Search code examples
javaimage-compression

Maximum possible image compression using setCompressionQuality


Before I start, No, this is not a possible duplicate question to Theoretical Limit to Compression. I just need to find a way to compress an image a few hundred bytes more than it is, using JAVA.

I've been trying to compress a 5kB image . The maximum compression reduces it to 980 bytes, which is quite effective, but I need it to be compressed to at least 500 bytes.

Here's my code snippet:

  File compressedImageFile = new File("D:\\compress.jpg");
  OutputStream os =new FileOutputStream(compressedImageFile);

  Iterator<ImageWriter>writers = 
  ImageIO.getImageWritersByFormatName("jpg");
  ImageWriter writer = (ImageWriter) writers.next();

  ImageOutputStream ios = ImageIO.createImageOutputStream(os);
  writer.setOutput(ios);

  ImageWriteParam param = writer.getDefaultWriteParam();
  param.setCompressionMode(ImageWriteParam.MODE_EXPLICIT);
  param.setCompressionQuality(0.01f);
  writer.write(null, new IIOImage(image, null, null), param);
  os.close();
  ios.close();
  writer.dispose();

Here, compressedImageFile is the Buffered Image I got from the input image file. And, in the param.setCompressionQuality(0.01f) line, no matter how much value I set lower than 0.01f, it doesn't make a difference. Is 0.01f the lower limit of compression?

If so, is there any way I could compress it further?


Solution

  • The value that is passed to the setCompressionQuality method is a float value that is intended to be between 0.0f and 1.0f. However, the compression is nothing that is "continuous" or "linear" in that sense. You can not imagine that a file with 100 bytes will have 100 bytes for a quality of 1.0, 50 bytes for a quality of 0.5 and 0 bytes for a quality of 0.0. Similarly, you can not expect a difference in the compression for a quality of 0.000001 and 0.000002.

    The value that is passed to this method is used for internal computations, particularly, for setting up the JPEG quantization table. You may want to have a look at the classes from the javax.imageio.plugins.jpeg package, but ... expect that you will not understand them without a profound background knowledge.
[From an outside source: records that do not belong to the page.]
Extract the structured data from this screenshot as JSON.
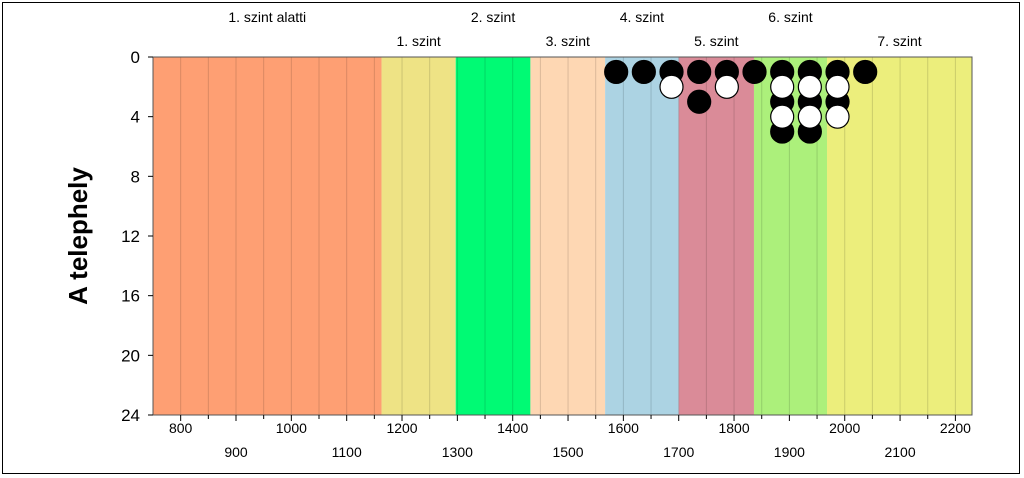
{
  "chart_data": {
    "type": "scatter",
    "ylabel": "A telephely",
    "xlim": [
      750,
      2230
    ],
    "ylim": [
      0,
      24
    ],
    "y_inverted": true,
    "y_ticks": [
      "0",
      "4",
      "8",
      "12",
      "16",
      "20",
      "24"
    ],
    "x_ticks_row1": [
      "800",
      "1000",
      "1200",
      "1400",
      "1600",
      "1800",
      "2000",
      "2200"
    ],
    "x_ticks_row2": [
      "900",
      "1100",
      "1300",
      "1500",
      "1700",
      "1900",
      "2100"
    ],
    "grid": "vertical",
    "zones": [
      {
        "label": "1. szint alatti",
        "from": 750,
        "to": 1163,
        "color": "#fe9f73",
        "label_row": "top"
      },
      {
        "label": "1. szint",
        "from": 1163,
        "to": 1297,
        "color": "#eee385",
        "label_row": "bottom"
      },
      {
        "label": "2. szint",
        "from": 1297,
        "to": 1432,
        "color": "#00fa74",
        "label_row": "top"
      },
      {
        "label": "3. szint",
        "from": 1432,
        "to": 1567,
        "color": "#fed7b3",
        "label_row": "bottom"
      },
      {
        "label": "4. szint",
        "from": 1567,
        "to": 1700,
        "color": "#acd3e3",
        "label_row": "top"
      },
      {
        "label": "5. szint",
        "from": 1700,
        "to": 1836,
        "color": "#da8b98",
        "label_row": "bottom"
      },
      {
        "label": "6. szint",
        "from": 1836,
        "to": 1968,
        "color": "#acf07b",
        "label_row": "top"
      },
      {
        "label": "7. szint",
        "from": 1968,
        "to": 2230,
        "color": "#ecee7c",
        "label_row": "bottom"
      }
    ],
    "series": [
      {
        "marker": "filled",
        "color": "#000000",
        "points": [
          {
            "x": 1587,
            "y": 1
          },
          {
            "x": 1637,
            "y": 1
          },
          {
            "x": 1687,
            "y": 1
          },
          {
            "x": 1737,
            "y": 1
          },
          {
            "x": 1737,
            "y": 3
          },
          {
            "x": 1787,
            "y": 1
          },
          {
            "x": 1837,
            "y": 1
          },
          {
            "x": 1887,
            "y": 1
          },
          {
            "x": 1887,
            "y": 3
          },
          {
            "x": 1887,
            "y": 5
          },
          {
            "x": 1937,
            "y": 1
          },
          {
            "x": 1937,
            "y": 3
          },
          {
            "x": 1937,
            "y": 5
          },
          {
            "x": 1987,
            "y": 1
          },
          {
            "x": 1987,
            "y": 3
          },
          {
            "x": 2037,
            "y": 1
          }
        ]
      },
      {
        "marker": "open",
        "color": "#ffffff",
        "points": [
          {
            "x": 1687,
            "y": 2
          },
          {
            "x": 1787,
            "y": 2
          },
          {
            "x": 1887,
            "y": 2
          },
          {
            "x": 1887,
            "y": 4
          },
          {
            "x": 1937,
            "y": 2
          },
          {
            "x": 1937,
            "y": 4
          },
          {
            "x": 1987,
            "y": 2
          },
          {
            "x": 1987,
            "y": 4
          }
        ]
      }
    ]
  }
}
In any case, the value between 0.0 and 1.0 has to be discretized in any form. Roughly speaking: It may be converted to an int value between 0 and 255, so there may be no difference in the compression for 0.01 and 0.00, because both values will be converted to the same int value - namely 0.

    This may explain why there is no difference in the compression for "small" differences in the values. The reason why an image file can hardly be compressed to be arbitrarily small is that there is a limit for the compression, implied by the algorithm that is used. Of course you could create an own JPEG-like compression, where the highest compression turns the image into a large rectangle with a single color that could theoretically (!) be stored as a single byte (or 3 bytes, maybe). But this is simply not intended for the JPEG compression.

    In https://stackoverflow.com/a/22016608/3182664 I posted a small utility application that lets you adjust the desired image size and the desired compression. For example, you may choose a file size of 10kB, and the program will compute the compression level that is necessary to achieve this file size. However, this will not allow you to achieve a higher compression than by manually setting a quality of 0.0.


    EDIT: Concerning the comments and other answers refering to information theory: This is not really applicable here. An arbitrary large and complex image could theoretically be compressed to be only 3 bytes large - when accepting that all information of the original image is lost. JPEG is a lossy compression, and some information is lost for every quality setting except the highest one. So it's not related to information theory, but simply to the question of how much loss of information one is willing to accept - and what is supported by the JPEG standard. (For example, each JPEG file may have to contain some information like the quanization table, which may always take a few bytes regardless of the actual image content).